EL-Gruppenphase beginnt mit vier heimischen Teams

Gleicher Pokal, aber neuer Name für den Bewerb
Gleicher Pokal, aber neuer Name für den Bewerb ©APA (epa)
Am Donnerstag startet die Gruppenphase der Fußball-Europa-League. Österreich ist durch vier Teams gemeinsam mit Rumänien am stärksten vertreten. Mit der Partie Sturm Graz gegen Dinamo Bukarest kommt es gleich zum Auftakt zu einem Duell beider Länder. Rapid empfängt den Hamburger SV (Anpfiff jeweils um 19.00 Uhr). Salzburg gastiert bei Lazio Rom und Austria Wien spielt in Bilbao (je ab 21.05 Uhr).
Austria muss nach Bilbao
Rapid gegen HSV optimistisch
Sturm daheim gegen Bukarest
Salzburg als Außenseiter in Rom

Salzburg geht bei Lazio auch als Außenseiter mit einigen Ambitionen an den Start. “Wenn man nicht an sich glaubt, dann sollte man erst gar nicht hinfahren”, betonte Trainer Huub Stevens. Die Salzburger sind sich ihrer Außenseiterrolle bewusst, wollen aber zumindest einen Punkt mitnehmen. Stevens warnte vor allem vor dem hohen Tempo, das die technisch versierten Italiener gehen können: “Das ist eine clevere Mannschaft, die sehr schnell spielt und dadurch unberechenbar ist.” Man wisse sehr viel über den Gegner – auch, dass er derzeit mit einigen Personalsorgen zu kämpfen hat. Stevens dagegen hatte die Qual der Wahl. Über die Aufstellung wollte er aber keine Aufschlüsse geben.

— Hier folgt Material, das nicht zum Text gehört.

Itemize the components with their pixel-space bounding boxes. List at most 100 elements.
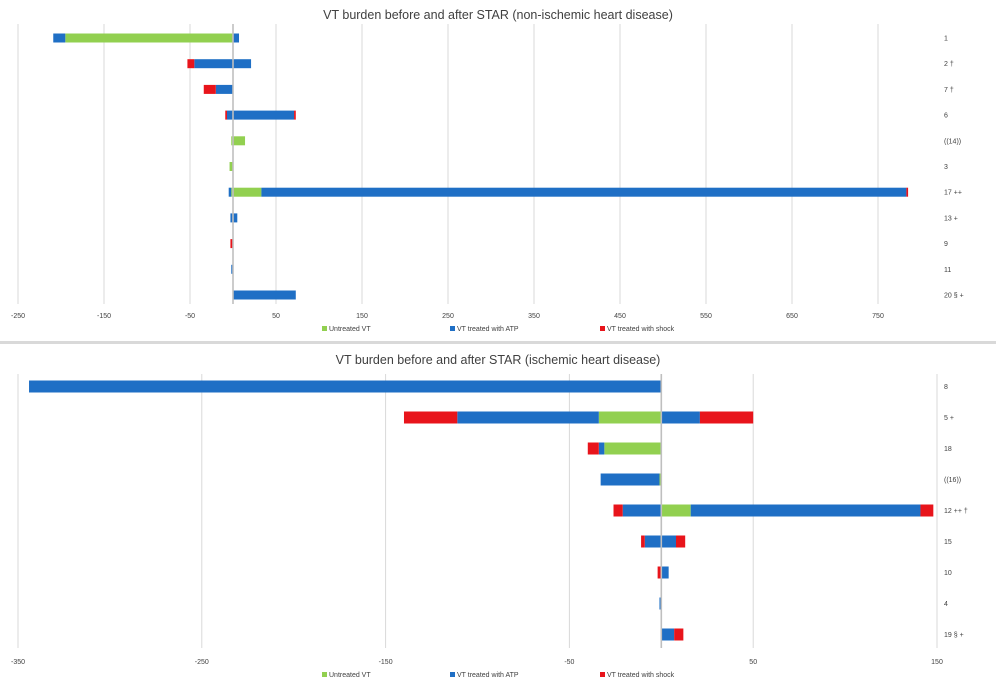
bar-segment — [229, 162, 233, 171]
bar-segment — [194, 59, 233, 69]
bar-segment — [690, 504, 921, 517]
chart-title: VT burden before and after STAR (non-isc… — [323, 8, 673, 22]
legend-label: VT treated with ATP — [457, 326, 519, 333]
bar-segment — [233, 110, 295, 120]
bar-segment — [457, 411, 599, 424]
x-tick-label: 50 — [272, 313, 280, 320]
x-tick-label: 450 — [614, 313, 626, 320]
bar-segment — [676, 535, 686, 548]
legend-label: VT treated with shock — [607, 326, 675, 333]
bar-segment — [657, 566, 662, 579]
chart-title: VT burden before and after STAR (ischemi… — [336, 353, 661, 367]
bar-segment — [644, 535, 662, 548]
bar-segment — [661, 566, 669, 579]
chart-ischemic: VT burden before and after STAR (ischemi… — [0, 344, 996, 688]
x-tick-label: 350 — [528, 313, 540, 320]
patient-label: 12 ++ † — [944, 508, 968, 515]
x-tick-label: 650 — [786, 313, 798, 320]
bar-segment — [659, 473, 662, 486]
x-tick-label: 250 — [442, 313, 454, 320]
patient-label: 1 — [944, 36, 948, 43]
bar-segment — [674, 628, 684, 641]
bar-segment — [598, 411, 662, 424]
bar-segment — [203, 84, 216, 94]
bar-segment — [906, 187, 909, 197]
bar-segment — [598, 442, 605, 455]
chart-ischemic-svg: VT burden before and after STAR (ischemi… — [11, 353, 968, 679]
x-tick-label: -250 — [11, 313, 25, 320]
legend-swatch — [600, 326, 605, 331]
patient-label: 8 — [944, 384, 948, 391]
bar-segment — [231, 136, 233, 146]
legend-swatch — [322, 672, 327, 677]
patient-label: 15 — [944, 539, 952, 546]
x-tick-label: 150 — [356, 313, 368, 320]
bar-segment — [231, 264, 233, 274]
bar-segment — [233, 136, 246, 146]
bar-segment — [661, 504, 691, 517]
bar-segment — [622, 504, 662, 517]
bar-segment — [699, 411, 754, 424]
bar-segment — [587, 442, 599, 455]
bar-segment — [294, 110, 296, 120]
bar-segment — [661, 535, 677, 548]
bar-segment — [600, 473, 660, 486]
bar-segment — [230, 213, 233, 223]
patient-label: 11 — [944, 267, 951, 274]
bar-segment — [613, 504, 623, 517]
legend-swatch — [322, 326, 327, 331]
bar-segment — [233, 33, 240, 43]
patient-label: 2 † — [944, 61, 954, 68]
bar-segment — [233, 187, 262, 197]
patient-label: 7 † — [944, 87, 954, 94]
bar-segment — [65, 33, 233, 43]
bar-segment — [225, 110, 227, 120]
patient-label: ((14)) — [944, 138, 961, 145]
x-tick-label: -50 — [564, 659, 574, 666]
x-tick-label: -150 — [379, 659, 393, 666]
patient-label: 3 — [944, 164, 948, 171]
chart-non-ischemic-svg: VT burden before and after STAR (non-isc… — [11, 8, 964, 333]
x-tick-label: 750 — [872, 313, 884, 320]
legend-label: Untreated VT — [329, 326, 371, 333]
legend-label: Untreated VT — [329, 672, 371, 679]
bar-segment — [226, 110, 233, 120]
patient-label: 19 § + — [944, 632, 964, 639]
bar-segment — [53, 33, 66, 43]
legend-label: VT treated with shock — [607, 672, 675, 679]
patient-label: 10 — [944, 570, 952, 577]
x-tick-label: 50 — [749, 659, 757, 666]
bar-segment — [233, 59, 252, 69]
bar-segment — [604, 442, 662, 455]
chart-non-ischemic: VT burden before and after STAR (non-isc… — [0, 0, 996, 342]
patient-label: 17 ++ — [944, 190, 962, 197]
patient-label: 5 + — [944, 415, 954, 422]
panel-divider — [0, 341, 996, 345]
bar-segment — [233, 213, 238, 223]
patient-label: 9 — [944, 241, 948, 248]
x-tick-label: 550 — [700, 313, 712, 320]
legend-swatch — [450, 672, 455, 677]
x-tick-label: 150 — [931, 659, 943, 666]
bar-segment — [403, 411, 458, 424]
legend-swatch — [450, 326, 455, 331]
patient-label: ((16)) — [944, 477, 961, 484]
bar-segment — [29, 380, 662, 393]
bar-segment — [233, 290, 296, 300]
bar-segment — [661, 411, 700, 424]
bar-segment — [261, 187, 907, 197]
x-tick-label: -50 — [185, 313, 195, 320]
bar-segment — [920, 504, 934, 517]
bar-segment — [187, 59, 195, 69]
bar-segment — [661, 628, 675, 641]
patient-label: 6 — [944, 113, 948, 120]
bar-segment — [641, 535, 645, 548]
patient-label: 18 — [944, 446, 952, 453]
patient-label: 20 § + — [944, 293, 964, 300]
patient-label: 13 + — [944, 215, 958, 222]
bar-segment — [215, 84, 233, 94]
bar-segment — [228, 187, 232, 197]
patient-label: 4 — [944, 601, 948, 608]
x-tick-label: -350 — [11, 659, 25, 666]
legend-swatch — [600, 672, 605, 677]
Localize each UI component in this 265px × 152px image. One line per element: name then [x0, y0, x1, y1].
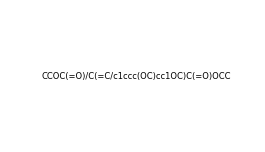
Text: CCOC(=O)/C(=C/c1ccc(OC)cc1OC)C(=O)OCC: CCOC(=O)/C(=C/c1ccc(OC)cc1OC)C(=O)OCC	[41, 72, 231, 81]
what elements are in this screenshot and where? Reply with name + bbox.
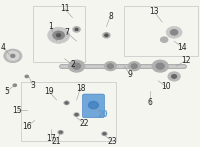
Text: 15: 15 bbox=[12, 106, 22, 115]
Circle shape bbox=[7, 51, 19, 60]
Circle shape bbox=[161, 37, 168, 42]
Bar bbox=[21, 82, 116, 141]
Circle shape bbox=[88, 101, 98, 109]
Text: 17: 17 bbox=[46, 134, 55, 143]
Text: 12: 12 bbox=[181, 56, 191, 65]
Circle shape bbox=[64, 101, 70, 105]
Circle shape bbox=[13, 84, 16, 86]
Circle shape bbox=[48, 27, 70, 43]
Circle shape bbox=[53, 31, 65, 40]
Text: 14: 14 bbox=[177, 42, 187, 52]
Circle shape bbox=[107, 64, 113, 68]
Circle shape bbox=[131, 64, 137, 68]
Bar bbox=[124, 6, 198, 56]
Text: 19: 19 bbox=[44, 87, 53, 96]
Text: 10: 10 bbox=[161, 82, 171, 91]
Text: 3: 3 bbox=[30, 81, 35, 90]
Circle shape bbox=[65, 102, 68, 104]
Circle shape bbox=[4, 49, 22, 62]
Circle shape bbox=[156, 63, 164, 69]
Text: 7: 7 bbox=[64, 28, 69, 37]
Circle shape bbox=[25, 75, 28, 78]
Text: 21: 21 bbox=[52, 137, 61, 146]
Circle shape bbox=[166, 26, 182, 38]
Text: 4: 4 bbox=[0, 42, 5, 52]
Text: 20: 20 bbox=[97, 110, 108, 119]
Text: 6: 6 bbox=[148, 98, 153, 107]
Circle shape bbox=[11, 54, 15, 57]
Circle shape bbox=[172, 75, 177, 78]
Circle shape bbox=[74, 112, 80, 117]
Circle shape bbox=[103, 33, 110, 38]
Text: 2: 2 bbox=[70, 60, 75, 69]
Circle shape bbox=[58, 130, 64, 135]
Text: 22: 22 bbox=[80, 119, 89, 128]
Circle shape bbox=[105, 34, 108, 36]
Circle shape bbox=[69, 60, 85, 72]
FancyBboxPatch shape bbox=[83, 94, 104, 118]
Circle shape bbox=[75, 28, 78, 30]
Circle shape bbox=[171, 30, 178, 35]
Circle shape bbox=[59, 131, 62, 133]
Circle shape bbox=[101, 132, 107, 136]
Text: 5: 5 bbox=[4, 87, 9, 96]
Circle shape bbox=[103, 133, 106, 135]
Text: 1: 1 bbox=[48, 22, 53, 31]
Circle shape bbox=[75, 114, 78, 116]
Circle shape bbox=[152, 60, 168, 72]
Text: 18: 18 bbox=[76, 84, 85, 93]
Circle shape bbox=[57, 34, 61, 37]
Circle shape bbox=[168, 72, 180, 81]
Bar bbox=[33, 6, 85, 62]
Circle shape bbox=[128, 62, 140, 71]
Circle shape bbox=[104, 62, 116, 71]
Text: 13: 13 bbox=[149, 7, 159, 16]
Circle shape bbox=[73, 63, 81, 69]
Text: 9: 9 bbox=[128, 70, 133, 80]
Text: 23: 23 bbox=[108, 137, 117, 146]
Text: 16: 16 bbox=[22, 122, 32, 131]
Text: 8: 8 bbox=[108, 12, 113, 21]
Circle shape bbox=[73, 27, 80, 32]
Text: 11: 11 bbox=[60, 4, 69, 13]
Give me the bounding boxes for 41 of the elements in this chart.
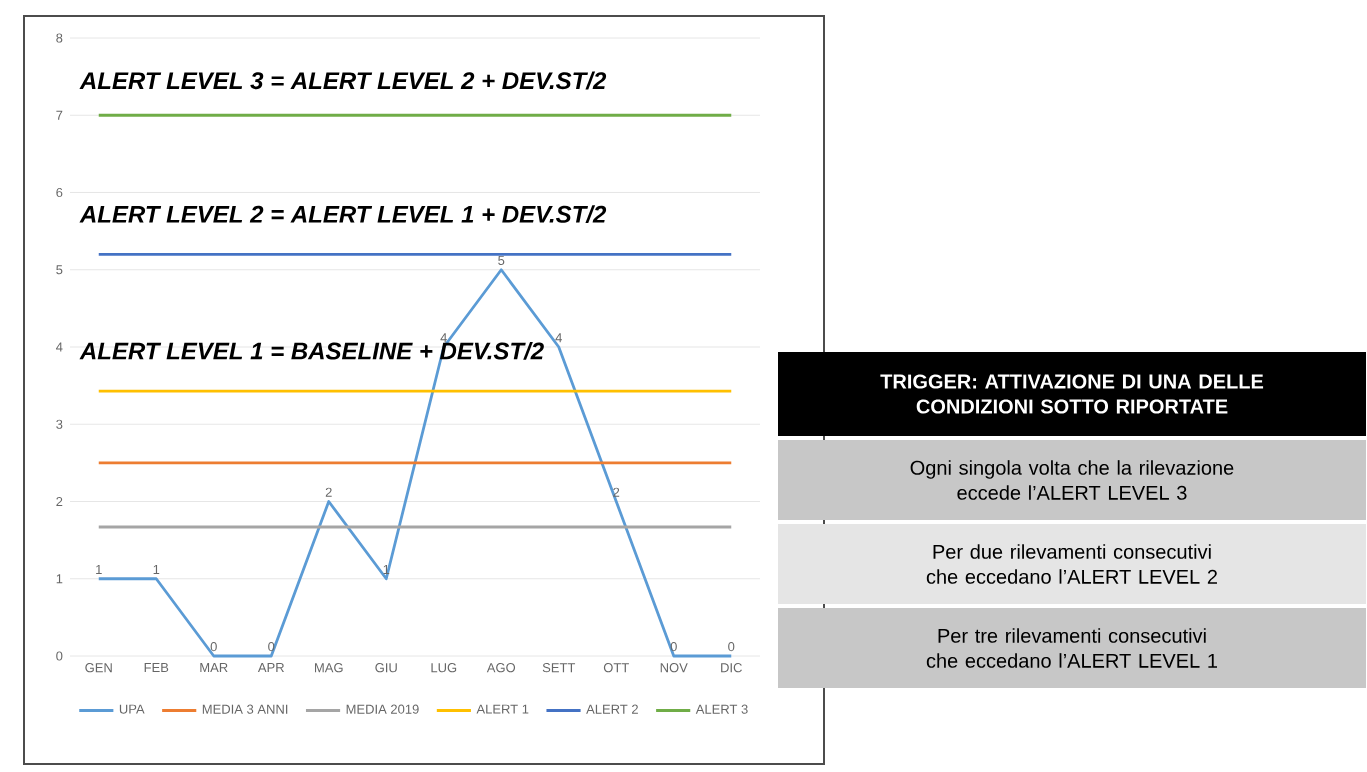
legend-label: MEDIA 3 ANNI <box>202 704 288 714</box>
x-tick-label: MAR <box>200 663 228 673</box>
data-label: 5 <box>498 255 505 265</box>
x-tick-label: APR <box>257 663 285 673</box>
y-tick-label: 1 <box>56 574 63 584</box>
text: Per due rilevamenti consecutivi che eccedano l’ALERT LEVEL 2 <box>926 544 1217 584</box>
x-tick-label: GEN <box>85 663 112 673</box>
legend-label: MEDIA 2019 <box>346 704 419 714</box>
x-tick-label: LUG <box>431 663 457 673</box>
data-label: 0 <box>728 642 735 652</box>
x-tick-label: NOV <box>660 663 688 673</box>
x-tick-label: OTT <box>603 663 629 673</box>
data-label: 1 <box>96 565 102 574</box>
annotation: ALERT LEVEL 2 = ALERT LEVEL 1 + DEV.ST/2 <box>79 205 607 224</box>
data-label: 2 <box>325 487 332 497</box>
y-tick-label: 8 <box>56 33 63 43</box>
y-tick-label: 5 <box>56 265 63 275</box>
legend-label: ALERT 2 <box>586 704 638 714</box>
text: TRIGGER: ATTIVAZIONE DI UNA DELLE CONDIZIONI SOTTO RIPORTATE <box>880 374 1264 414</box>
data-label: 4 <box>440 333 447 343</box>
legend-label: ALERT 1 <box>476 704 529 714</box>
x-tick-label: DIC <box>721 663 742 673</box>
y-tick-label: 6 <box>56 187 63 198</box>
legend-label: ALERT 3 <box>695 704 748 714</box>
x-tick-label: SETT <box>542 663 576 673</box>
y-tick-label: 4 <box>56 342 63 352</box>
x-tick-label: FEB <box>144 663 169 673</box>
x-tick-label: GIU <box>375 663 397 673</box>
y-tick-label: 2 <box>56 496 63 507</box>
x-tick-label: MAG <box>315 663 343 673</box>
text: Ogni singola volta che la rilevazione eccede l’ALERT LEVEL 3 <box>910 460 1234 500</box>
x-tick-label: AGO <box>486 663 516 673</box>
text: Per tre rilevamenti consecutivi che eccedano l’ALERT LEVEL 1 <box>926 628 1218 668</box>
y-tick-label: 7 <box>56 110 63 120</box>
legend-label: UPA <box>119 704 145 714</box>
y-tick-label: 0 <box>56 651 63 661</box>
data-label: 4 <box>555 333 562 343</box>
y-tick-label: 3 <box>56 419 63 429</box>
annotation: ALERT LEVEL 3 = ALERT LEVEL 2 + DEV.ST/2 <box>79 71 607 90</box>
data-label: 1 <box>153 565 160 574</box>
data-label: 0 <box>210 642 217 652</box>
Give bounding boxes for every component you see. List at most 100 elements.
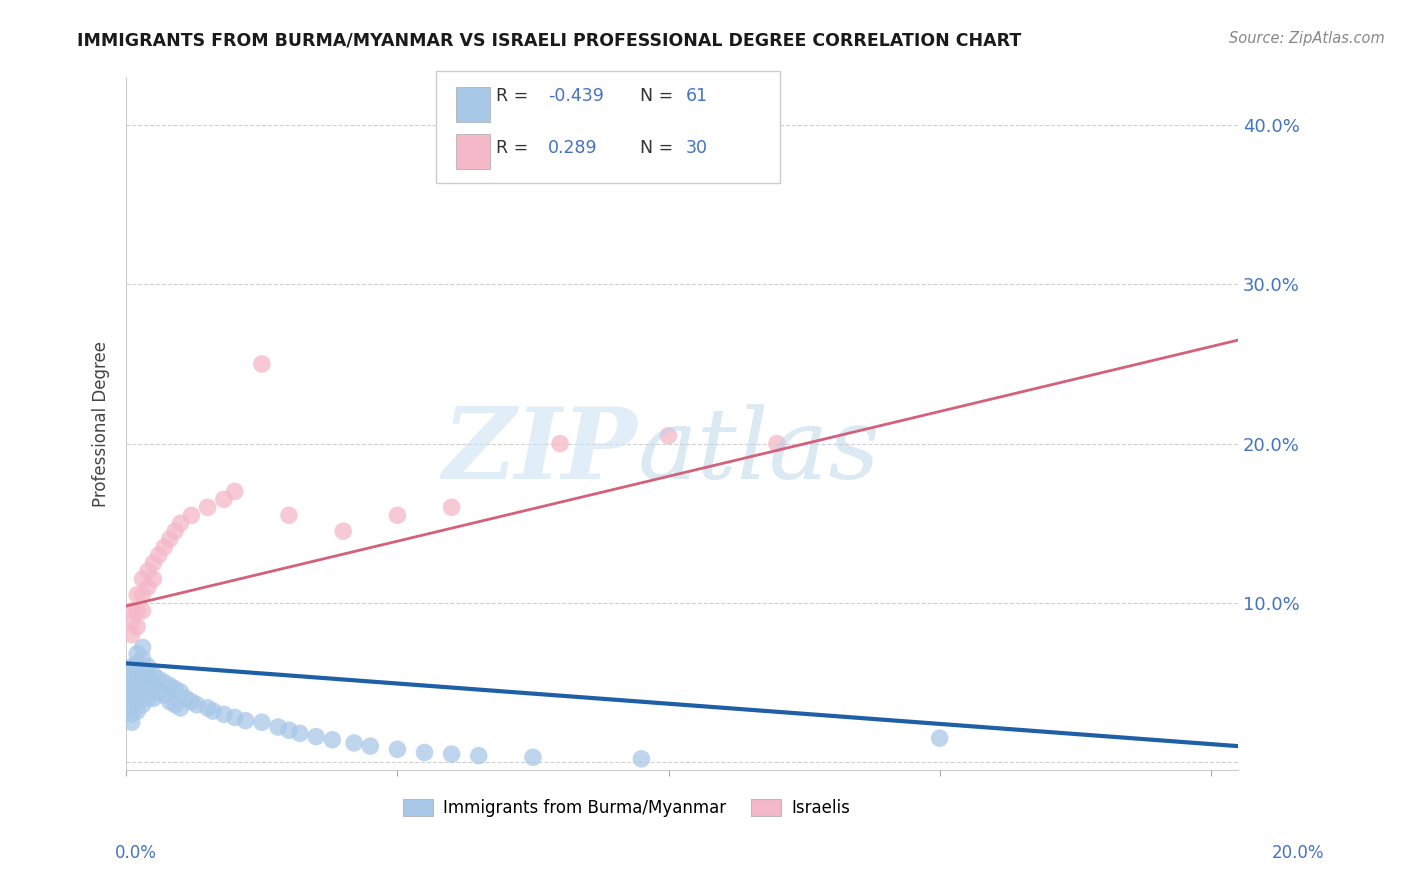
Point	[148, 672, 170, 686]
Point	[169, 701, 191, 715]
Point	[127, 704, 149, 718]
Text: -0.439: -0.439	[548, 87, 605, 105]
Point	[121, 691, 143, 706]
Point	[212, 492, 235, 507]
Point	[440, 500, 463, 515]
Point	[169, 516, 191, 531]
Point	[121, 628, 143, 642]
Text: 20.0%: 20.0%	[1272, 844, 1324, 862]
Point	[413, 746, 436, 760]
Point	[121, 715, 143, 730]
Point	[121, 699, 143, 714]
Text: 0.289: 0.289	[548, 138, 598, 157]
Point	[305, 730, 328, 744]
Point	[127, 694, 149, 708]
Point	[387, 508, 409, 523]
Point	[288, 726, 311, 740]
Point	[142, 679, 165, 693]
Point	[321, 732, 343, 747]
Point	[186, 698, 208, 712]
Text: 61: 61	[686, 87, 709, 105]
Point	[148, 548, 170, 562]
Point	[136, 669, 159, 683]
Point	[657, 428, 679, 442]
Point	[522, 750, 544, 764]
Point	[131, 640, 153, 655]
Point	[250, 357, 273, 371]
Point	[131, 604, 153, 618]
Point	[121, 667, 143, 681]
Text: IMMIGRANTS FROM BURMA/MYANMAR VS ISRAELI PROFESSIONAL DEGREE CORRELATION CHART: IMMIGRANTS FROM BURMA/MYANMAR VS ISRAELI…	[77, 31, 1022, 49]
Text: ZIP: ZIP	[443, 403, 638, 500]
Point	[440, 747, 463, 761]
Point	[127, 588, 149, 602]
Point	[928, 731, 950, 746]
Point	[153, 540, 176, 554]
Point	[142, 556, 165, 570]
Point	[136, 691, 159, 706]
Point	[142, 691, 165, 706]
Point	[121, 675, 143, 690]
Point	[278, 508, 301, 523]
Point	[235, 714, 257, 728]
Point	[165, 681, 187, 696]
Point	[174, 691, 197, 706]
Point	[131, 698, 153, 712]
Point	[468, 748, 491, 763]
Text: Source: ZipAtlas.com: Source: ZipAtlas.com	[1229, 31, 1385, 46]
Point	[121, 707, 143, 722]
Point	[136, 679, 159, 693]
Y-axis label: Professional Degree: Professional Degree	[93, 341, 110, 507]
Point	[131, 675, 153, 690]
Point	[136, 564, 159, 578]
Point	[278, 723, 301, 738]
Point	[212, 707, 235, 722]
Point	[136, 580, 159, 594]
Point	[159, 679, 181, 693]
Point	[131, 663, 153, 677]
Point	[121, 659, 143, 673]
Text: N =: N =	[640, 138, 679, 157]
Point	[169, 685, 191, 699]
Legend: Immigrants from Burma/Myanmar, Israelis: Immigrants from Burma/Myanmar, Israelis	[396, 792, 856, 824]
Point	[131, 687, 153, 701]
Point	[224, 484, 246, 499]
Point	[142, 572, 165, 586]
Text: R =: R =	[496, 138, 534, 157]
Point	[165, 524, 187, 538]
Point	[332, 524, 354, 538]
Point	[159, 532, 181, 546]
Point	[127, 657, 149, 671]
Point	[121, 683, 143, 698]
Point	[159, 694, 181, 708]
Text: 0.0%: 0.0%	[115, 844, 157, 862]
Point	[250, 715, 273, 730]
Point	[202, 704, 225, 718]
Point	[131, 651, 153, 665]
Point	[197, 500, 219, 515]
Point	[127, 647, 149, 661]
Point	[267, 720, 290, 734]
Text: N =: N =	[640, 87, 679, 105]
Point	[630, 752, 652, 766]
Point	[197, 701, 219, 715]
Text: 30: 30	[686, 138, 709, 157]
Point	[180, 508, 202, 523]
Point	[127, 685, 149, 699]
Point	[387, 742, 409, 756]
Point	[148, 685, 170, 699]
Point	[153, 688, 176, 702]
Point	[548, 436, 571, 450]
Point	[142, 667, 165, 681]
Point	[359, 739, 381, 753]
Point	[127, 675, 149, 690]
Point	[127, 620, 149, 634]
Text: R =: R =	[496, 87, 534, 105]
Point	[136, 659, 159, 673]
Point	[121, 615, 143, 629]
Text: atlas: atlas	[638, 404, 880, 499]
Point	[131, 588, 153, 602]
Point	[224, 710, 246, 724]
Point	[343, 736, 366, 750]
Point	[121, 604, 143, 618]
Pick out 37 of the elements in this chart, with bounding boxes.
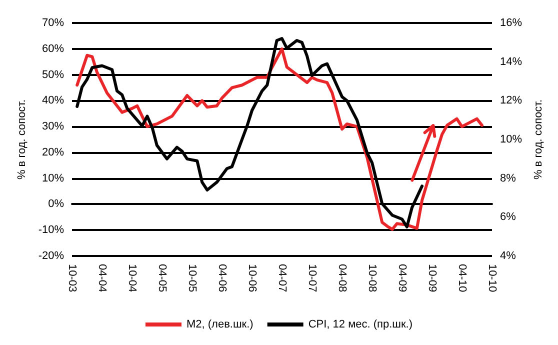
- x-tick-label: 10-03: [66, 264, 78, 292]
- y2-tick-label: 12%: [500, 94, 522, 107]
- x-tick-label: 10-04: [126, 264, 138, 292]
- x-tick-label: 04-05: [156, 264, 168, 292]
- y-tick-label: -10%: [38, 224, 64, 236]
- y-tick-label: 70%: [42, 17, 64, 29]
- x-tick-label: 04-04: [96, 264, 108, 292]
- y-tick-label: 60%: [42, 42, 64, 55]
- y-axis-title: % в год. сопост.: [16, 99, 28, 180]
- y2-tick-label: 6%: [500, 211, 516, 224]
- y-tick-label: 10%: [42, 172, 64, 184]
- y2-tick-label: 16%: [500, 17, 522, 29]
- x-tick-label: 10-07: [306, 264, 318, 292]
- y-tick-label: -20%: [38, 250, 64, 262]
- legend-label: CPI, 12 мес. (пр.шк.): [308, 318, 413, 330]
- y-tick-label: 0%: [48, 198, 64, 210]
- x-tick-label: 10-09: [426, 264, 438, 292]
- x-tick-label: 04-07: [276, 264, 288, 292]
- x-tick-label: 04-10: [456, 264, 468, 292]
- x-tick-label: 10-08: [366, 264, 378, 292]
- x-tick-label: 10-10: [486, 264, 498, 292]
- y2-axis-title: % в год. сопост.: [532, 99, 544, 180]
- line-series: [76, 47, 484, 231]
- y-tick-label: 40%: [42, 94, 64, 107]
- legend-label: M2, (лев.шк.): [186, 318, 254, 330]
- x-tick-label: 04-09: [396, 264, 408, 292]
- y-tick-label: 50%: [42, 68, 64, 81]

Die Austria will einen Fehlstart tunlichst vermeiden. Im Auswärtsspiel gegen Athletic Bilbao ist die Favoritenrolle allerdings klar zugunsten des baskischen Hausherren verteilt. Trotzdem wollen sich die Wiener nicht kampflos ergeben – auch, wenn den ÖFB-Cupsieger nach dem Ausfall von Kapitän Milenko Acimovic große Verletzungsprobleme plagen. Positiv ist aus Austria-Sicht einzig, dass auch Athletic nicht in Bestbesetzung antreten kann. Die im Mittelfeld gesetzten Martinez und De Marcos sind gesperrt, Orbaiz verletzt. Dazu ist Spielgestalter Yeste wegen muskulärer Probleme fraglich.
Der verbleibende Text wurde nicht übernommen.